Health Care for All's Georgia Maheras says the consumer group has not decided whether to support tiering hospitals as a cost saving measure.

GEORGIA MAHERAS: We want to make sure that whatever happens, it's transparent, that consumers are really educated along the way and that there can be course corrections if something is really harming people in the future.

Maheras and others also note that tiering to improve the quality of care or where patients go to get it is not well tested. Tufts Health Plan has one option that includes tiered co-payments for hospitals, but the idea has not caught on until now.
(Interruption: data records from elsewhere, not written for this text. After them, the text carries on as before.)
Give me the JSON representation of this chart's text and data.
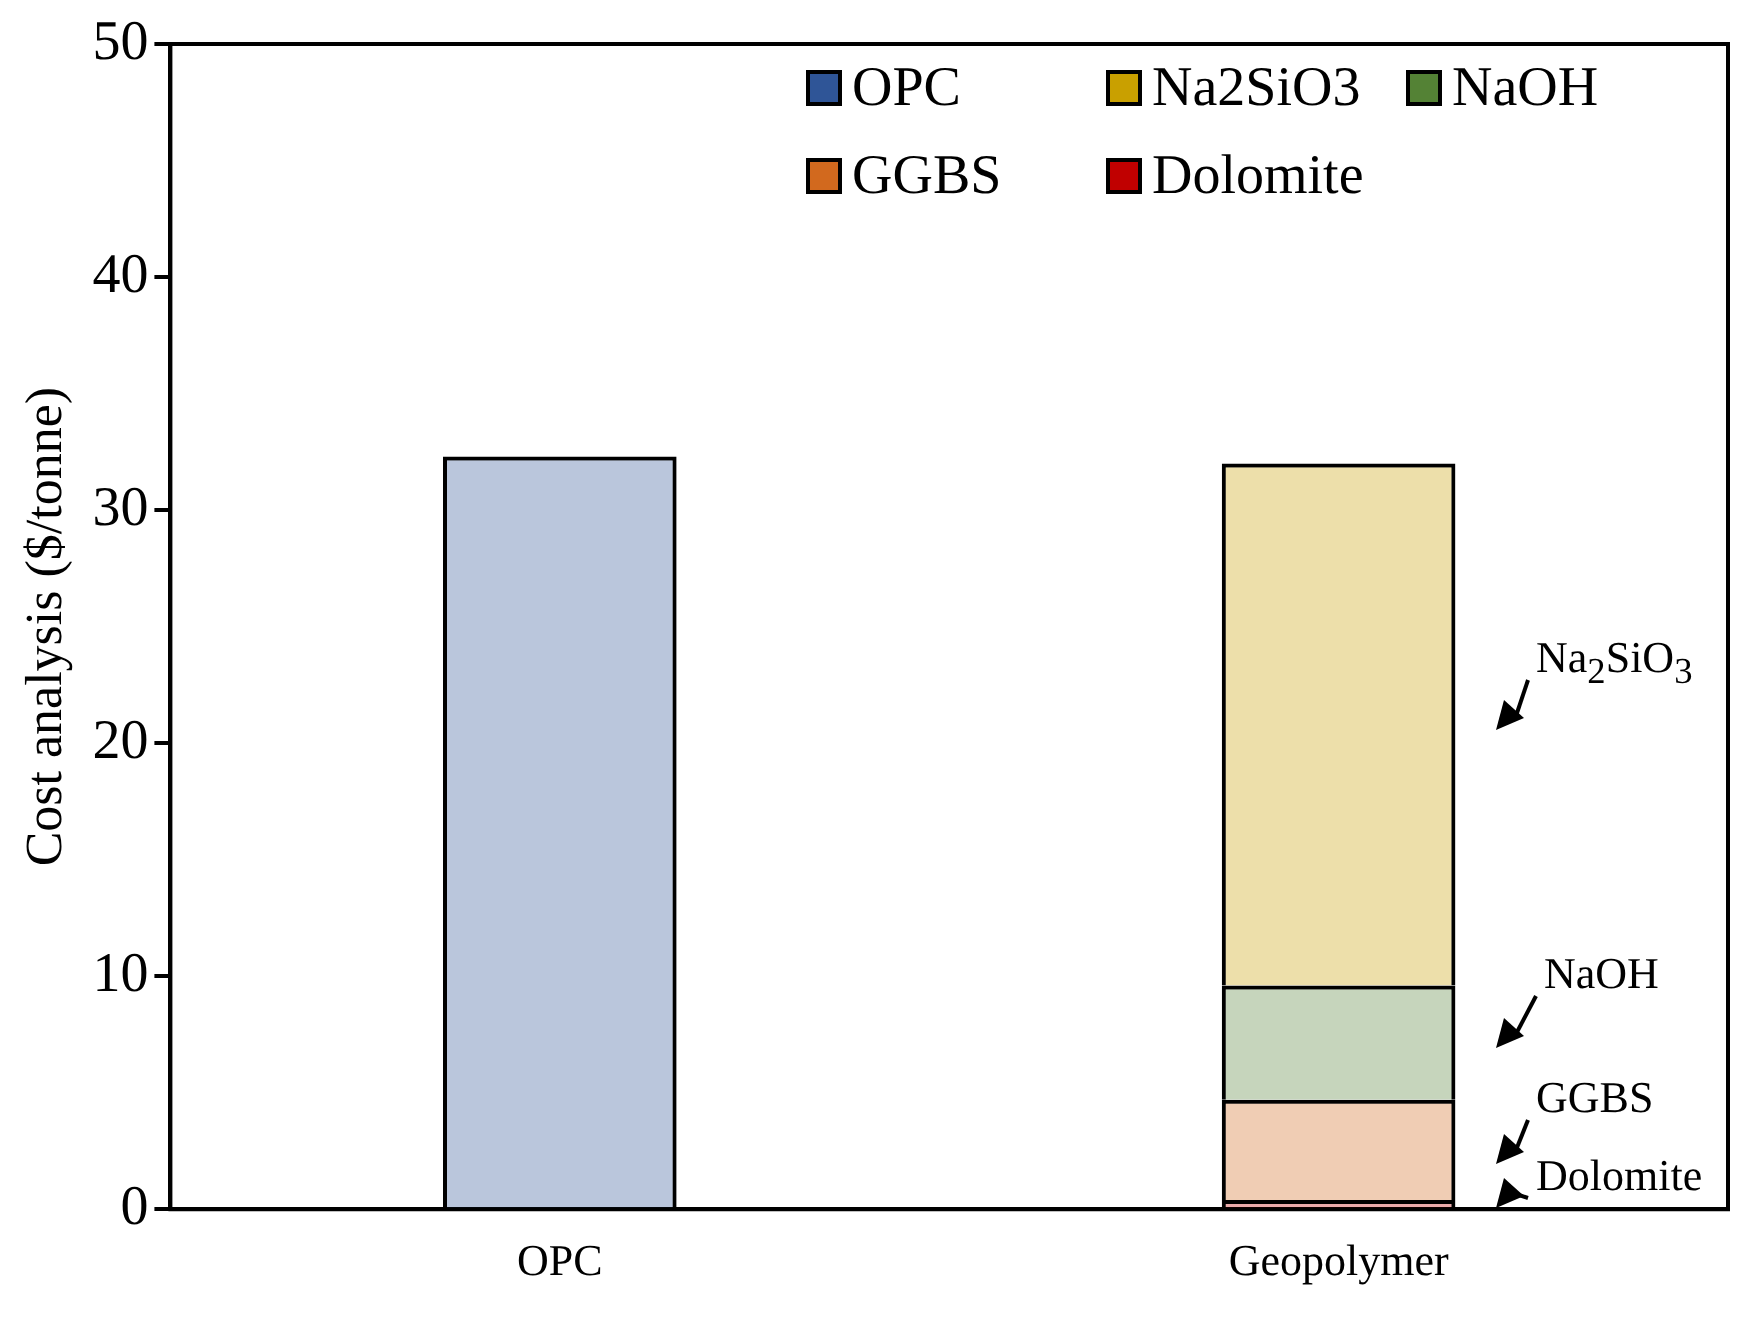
{
  "chart_data": {
    "type": "bar",
    "stacked": true,
    "ylabel": "Cost analysis ($/tonne)",
    "categories": [
      "OPC",
      "Geopolymer"
    ],
    "series": [
      {
        "name": "Dolomite",
        "color": "#c00000",
        "values": [
          null,
          0.4
        ]
      },
      {
        "name": "GGBS",
        "color": "#d2691e",
        "values": [
          null,
          4.3
        ]
      },
      {
        "name": "NaOH",
        "color": "#548235",
        "values": [
          null,
          4.9
        ]
      },
      {
        "name": "Na2SiO3",
        "color": "#c9a000",
        "values": [
          null,
          22.4
        ]
      },
      {
        "name": "OPC",
        "color": "#2f5597",
        "values": [
          32.3,
          null
        ]
      }
    ],
    "ylim": [
      0,
      50
    ],
    "yticks": [
      0,
      10,
      20,
      30,
      40,
      50
    ],
    "grid": false,
    "legend": "top right",
    "annotations": [
      "Na$_{2}$SiO$_{3}$",
      "NaOH",
      "GGBS",
      "Dolomite"
    ]
  }
}
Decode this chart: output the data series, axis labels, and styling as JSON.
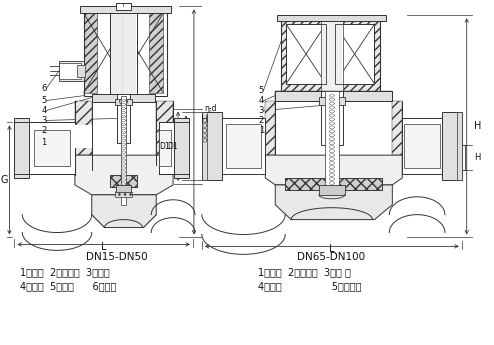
{
  "bg_color": "#ffffff",
  "lc": "#333333",
  "left_label": "DN15-DN50",
  "left_parts1": "1、阀体  2、阀塞组  3、弹簧",
  "left_parts2": "4、阀盖  5、铁芯      6、线圈",
  "right_label": "DN65-DN100",
  "right_parts1": "1、阀体  2、阀塞组  3、弹 簧",
  "right_parts2": "4、阀盖                5、电磁铁"
}
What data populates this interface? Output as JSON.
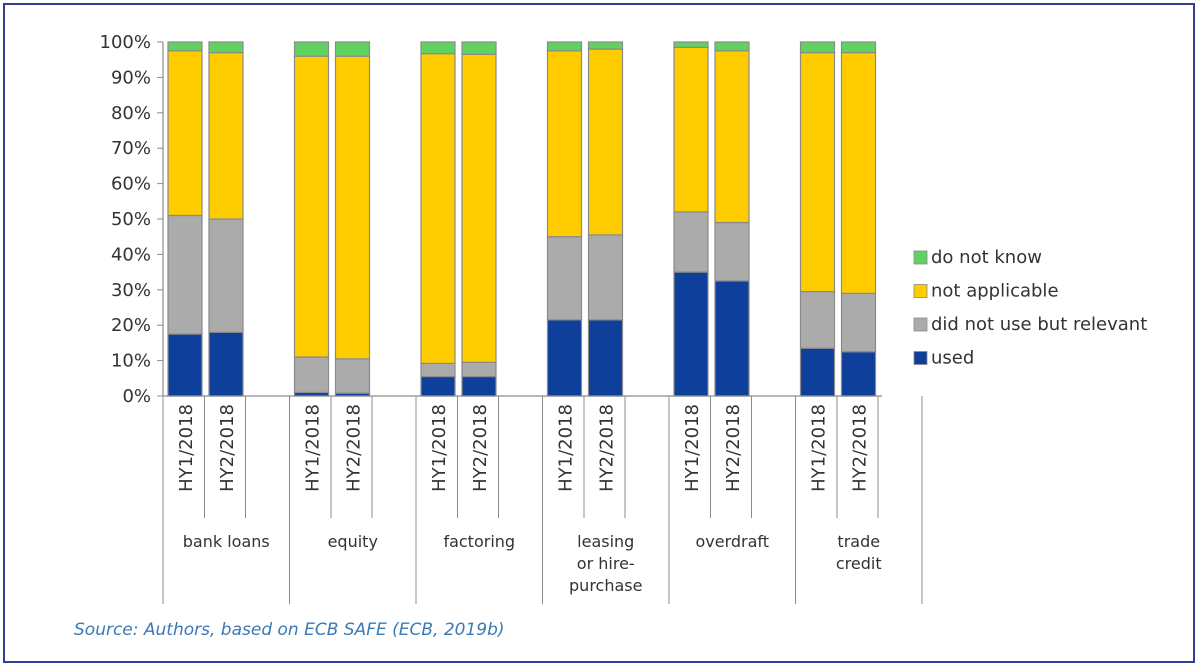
{
  "chart_data": {
    "type": "bar",
    "stacked": true,
    "percent": true,
    "groups": [
      "bank loans",
      "equity",
      "factoring",
      "leasing or hire-purchase",
      "overdraft",
      "trade credit"
    ],
    "group_label_lines": [
      [
        "bank loans"
      ],
      [
        "equity"
      ],
      [
        "factoring"
      ],
      [
        "leasing",
        "or hire-",
        "purchase"
      ],
      [
        "overdraft"
      ],
      [
        "trade",
        "credit"
      ]
    ],
    "periods": [
      "HY1/2018",
      "HY2/2018"
    ],
    "series": [
      {
        "name": "used",
        "color": "#0e3f9b",
        "values": [
          [
            17.5,
            18.0
          ],
          [
            1.0,
            0.8
          ],
          [
            5.5,
            5.5
          ],
          [
            21.5,
            21.5
          ],
          [
            35.0,
            32.5
          ],
          [
            13.5,
            12.5
          ]
        ]
      },
      {
        "name": "did not use but relevant",
        "color": "#ababab",
        "values": [
          [
            33.5,
            32.0
          ],
          [
            10.0,
            9.7
          ],
          [
            3.7,
            4.0
          ],
          [
            23.5,
            24.0
          ],
          [
            17.0,
            16.5
          ],
          [
            16.0,
            16.5
          ]
        ]
      },
      {
        "name": "not applicable",
        "color": "#ffcc00",
        "values": [
          [
            46.5,
            47.0
          ],
          [
            85.0,
            85.5
          ],
          [
            87.5,
            87.0
          ],
          [
            52.5,
            52.5
          ],
          [
            46.5,
            48.5
          ],
          [
            67.5,
            68.0
          ]
        ]
      },
      {
        "name": "do not know",
        "color": "#5fd25f",
        "values": [
          [
            2.5,
            3.0
          ],
          [
            4.0,
            4.0
          ],
          [
            3.3,
            3.5
          ],
          [
            2.5,
            2.0
          ],
          [
            1.5,
            2.5
          ],
          [
            3.0,
            3.0
          ]
        ]
      }
    ],
    "legend_order": [
      "do not know",
      "not applicable",
      "did not use but relevant",
      "used"
    ],
    "legend_position": "right",
    "yticks": [
      "0%",
      "10%",
      "20%",
      "30%",
      "40%",
      "50%",
      "60%",
      "70%",
      "80%",
      "90%",
      "100%"
    ],
    "ylim": [
      0,
      100
    ],
    "grid": false
  },
  "source_note": "Source: Authors, based on ECB SAFE (ECB, 2019b)"
}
Paul Ginsburg, president of the Center for Studying Health System Change, says in the few other areas of the country where insurers have proposed different co-payments based on a hospital's performance, major hospitals refused to participate and insurers backed off.

PAUL GINSBURG: Now this is a situation where perhaps the GIC has the clout to bring this about.

And Ginsburg says there?s potential for significant savings in Greater Boston if consumers can be persuaded to stop going to more expensive teaching hospitals for routine procedures rather than community hospitals that are often cheaper and rate as high or higher on quality.

GINSBURG: In the studies that we've done around the country, the Boston area stands out in the number of people that like to go to academic medical centers for fairly routine procedures.

Tiering hospitals is one of a half dozen other more modest co-payments that residents served by the GIC will see in July. The agency, after budget cuts, has a $60 million deficit this year and may face more state budget cuts next year.

GIC Director Dolores Mitchell expects the commission can balance its budget next year with these changes and if the legislature agrees to Gov. Patrick's plan to increase the share of premiums that moderate- and higher-income employees pay. Unions are pushing hard against the premium increases.